Om Prakash Gorawara is a former Railways employee. Under the Railways Rules, his “family” – which included his wife, Madhu, and his unmarried daughter – was entitled to free attendance and treatment facilities. Before his retirement, however, Gorawara removed both of them from his medical card, stating that he had “disowned” his family, and was living separately from them. The Railways withdrew medical benefits from Madhu and her daughter, on the basis that only those family members who were formally “declared” eligible by an employee could actually avail of the benefits. When the case came to the High Court, then, the question was simple: did Madhu and her daughter have a right to medical treatment because they were Om Prakash’s family members, or could Om Prakash – in his capacity as a Railways employee – decide whom to treat as his “family” for the purpose of the law?

The High Court’s answer was equally simple: on a plain interpretation of the rules, the entitlement of family members to medical facilities could not depend upon the “unilateral decision” of the employee; a spouse or a father could not, “without any rhyme or reason... decide to deprive what his family members would otherwise be entitled to.”

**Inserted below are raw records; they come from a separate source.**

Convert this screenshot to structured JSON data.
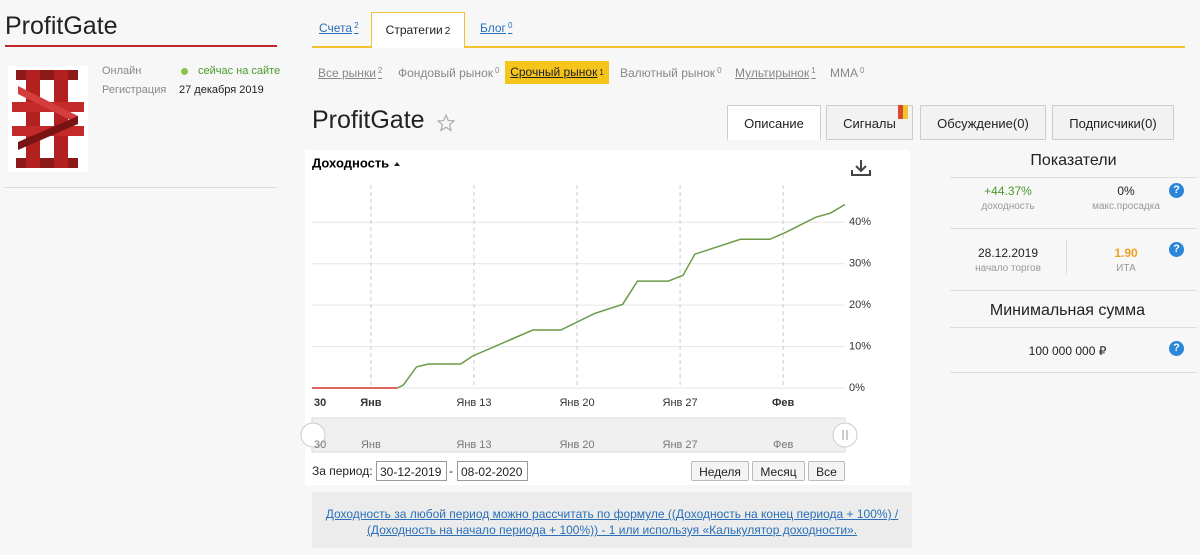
{
  "profile": {
    "name": "ProfitGate",
    "online_label": "Онлайн",
    "online_status": "сейчас на сайте",
    "reg_label": "Регистрация",
    "reg_date": "27 декабря 2019"
  },
  "nav_tabs": [
    {
      "label": "Счета",
      "count": 2
    },
    {
      "label": "Стратегии",
      "count": 2
    },
    {
      "label": "Блог",
      "count": 0
    }
  ],
  "markets": [
    {
      "label": "Все рынки",
      "count": 2
    },
    {
      "label": "Фондовый рынок",
      "count": 0
    },
    {
      "label": "Срочный рынок",
      "count": 1
    },
    {
      "label": "Валютный рынок",
      "count": 0
    },
    {
      "label": "Мультирынок",
      "count": 1
    },
    {
      "label": "MMA",
      "count": 0
    }
  ],
  "strategy": {
    "name": "ProfitGate",
    "tabs": [
      "Описание",
      "Сигналы",
      "Обсуждение(0)",
      "Подписчики(0)"
    ]
  },
  "chart_data": {
    "type": "line",
    "title": "Доходность",
    "series": [
      {
        "color": "#d9342b",
        "x": [
          3,
          8.8
        ],
        "values": [
          0,
          0
        ]
      },
      {
        "color": "#6b9a47",
        "x": [
          8.8,
          9.2,
          10.1,
          10.9,
          13.1,
          13.9,
          18,
          19.9,
          22.2,
          24.1,
          25.1,
          27.2,
          28.2,
          29,
          32.1,
          34.1,
          35.2,
          37.2,
          38.2,
          39.2
        ],
        "values": [
          0,
          0.7,
          5.1,
          5.8,
          5.8,
          7.7,
          14,
          14,
          18,
          20.2,
          25.8,
          25.8,
          27.2,
          32.3,
          35.9,
          35.9,
          37.6,
          41.2,
          42.2,
          44.3
        ]
      }
    ],
    "xlim": [
      3,
      39.2
    ],
    "xticks": [
      {
        "value": 0,
        "label": "30"
      },
      {
        "value": 7,
        "label": "Янв"
      },
      {
        "value": 14,
        "label": "Янв 13"
      },
      {
        "value": 21,
        "label": "Янв 20"
      },
      {
        "value": 28,
        "label": "Янв 27"
      },
      {
        "value": 35,
        "label": "Фев"
      }
    ],
    "ylim": [
      0,
      49
    ],
    "yticks": [
      {
        "value": 0,
        "label": "0%"
      },
      {
        "value": 10,
        "label": "10%"
      },
      {
        "value": 20,
        "label": "20%"
      },
      {
        "value": 30,
        "label": "30%"
      },
      {
        "value": 40,
        "label": "40%"
      }
    ],
    "grid": true
  },
  "period": {
    "label": "За период:",
    "from": "30-12-2019",
    "sep": "-",
    "to": "08-02-2020",
    "buttons": [
      "Неделя",
      "Месяц",
      "Все"
    ]
  },
  "indicators": {
    "title": "Показатели",
    "help": "?",
    "items": [
      {
        "value": "+44.37%",
        "label": "доходность"
      },
      {
        "value": "0%",
        "label": "макс.просадка"
      },
      {
        "value": "28.12.2019",
        "label": "начало торгов"
      },
      {
        "value": "1.90",
        "label": "ИТА"
      }
    ]
  },
  "min_sum": {
    "title": "Минимальная сумма",
    "value": "100 000 000 ₽"
  },
  "note": "Доходность за любой период можно рассчитать по формуле ((Доходность на конец периода + 100%) / (Доходность на начало периода + 100%)) - 1 или используя «Калькулятор доходности»."
}
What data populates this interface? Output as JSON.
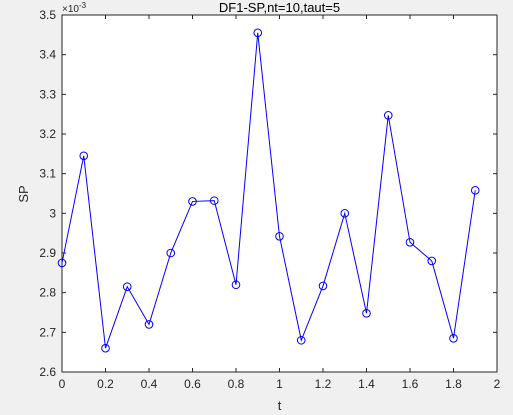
{
  "colors": {
    "background": "#f0f0f0",
    "plot_background": "#ffffff",
    "axis": "#262626",
    "series": "#0000ff"
  },
  "chart_data": {
    "type": "line",
    "title": "DF1-SP,nt=10,taut=5",
    "xlabel": "t",
    "ylabel": "SP",
    "y_exponent_label": "×10",
    "y_exponent_power": "-3",
    "xlim": [
      0,
      2
    ],
    "ylim": [
      2.6,
      3.5
    ],
    "y_scale_factor": 0.001,
    "x_ticks": [
      0,
      0.2,
      0.4,
      0.6,
      0.8,
      1,
      1.2,
      1.4,
      1.6,
      1.8,
      2
    ],
    "x_tick_labels": [
      "0",
      "0.2",
      "0.4",
      "0.6",
      "0.8",
      "1",
      "1.2",
      "1.4",
      "1.6",
      "1.8",
      "2"
    ],
    "y_ticks": [
      2.6,
      2.7,
      2.8,
      2.9,
      3.0,
      3.1,
      3.2,
      3.3,
      3.4,
      3.5
    ],
    "y_tick_labels": [
      "2.6",
      "2.7",
      "2.8",
      "2.9",
      "3",
      "3.1",
      "3.2",
      "3.3",
      "3.4",
      "3.5"
    ],
    "grid": false,
    "marker": "circle",
    "series": [
      {
        "x": [
          0,
          0.1,
          0.2,
          0.3,
          0.4,
          0.5,
          0.6,
          0.7,
          0.8,
          0.9,
          1.0,
          1.1,
          1.2,
          1.3,
          1.4,
          1.5,
          1.6,
          1.7,
          1.8,
          1.9
        ],
        "y": [
          2.875,
          3.145,
          2.66,
          2.815,
          2.72,
          2.9,
          3.03,
          3.032,
          2.82,
          3.455,
          2.942,
          2.68,
          2.817,
          3.0,
          2.748,
          3.247,
          2.927,
          2.88,
          2.685,
          3.058
        ]
      }
    ]
  }
}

However, the court then went further. It observed that the issue was not only about how to interpret the rule, but about the constitutional commitment to equality. Although the rule itself was framed in gender-neutral terms, guaranteeing medical treatment to the “spouse” of a “railway employee”, the concrete reality is that even in 2018, the workforce remained overwhelmingly male, and a disproportionate number of women remained in positions of economic dependence upon their husbands. Therefore, if the interpretation of the Railways was to be accepted, then it would serve to perpetuate this gendered and hierarchical division of labour, by giving (for the most part) husbands the power to deny their wives (or children) medical care in times of need. Such an interpretation, the court held, would violate the commitment to gender equality Article 15(1) of the Constitution.

To substantiate his argument, Justice Ravindra Bhat introduced into Indian constitutional law the concept of “indirect discrimination.” Indirect discrimination refers to a situation in which a rule or a practice that is seemingly “neutral” or “colour-blind”, nonetheless has a disproportionately adverse impact upon a set or group of people. Consider, for example, an office’s refusal to provide a crèche for its employees. While this formally disadvantages all parents equally, the concrete reality is that society continues to expect and demand that mothers (and not fathers) be primary caregivers for children. The non-availability of a crèche, therefore, is far more likely to discourage a mother from entering the workforce. Consequently, the concept of indirect discrimination reminds us that “rules” are never neutral; they are always embedded and operate within a set of institutions whose very structure is designed to benefit some, and disadvantage others.

Over the last two decades, indirect discrimination has become a foundational concept in constitutional jurisprudence all over the world. While Indian courts have occasionally nodded at the concept, observing (for example) that pregnancy-based discrimination violates gender equality, the judgment of the Delhi High Court in Madhu vs Northern Railway marks the first time that an Indian court has breathed life and spirit into the idea. From a seemingly innocuous case about medical benefits, the Court has set us on a path where – in the words of Justice Albie Sachs of the South African Constitutional Court – what was hitherto considered as “misfortune to be endured” is transformed into “injustice to be remedied.”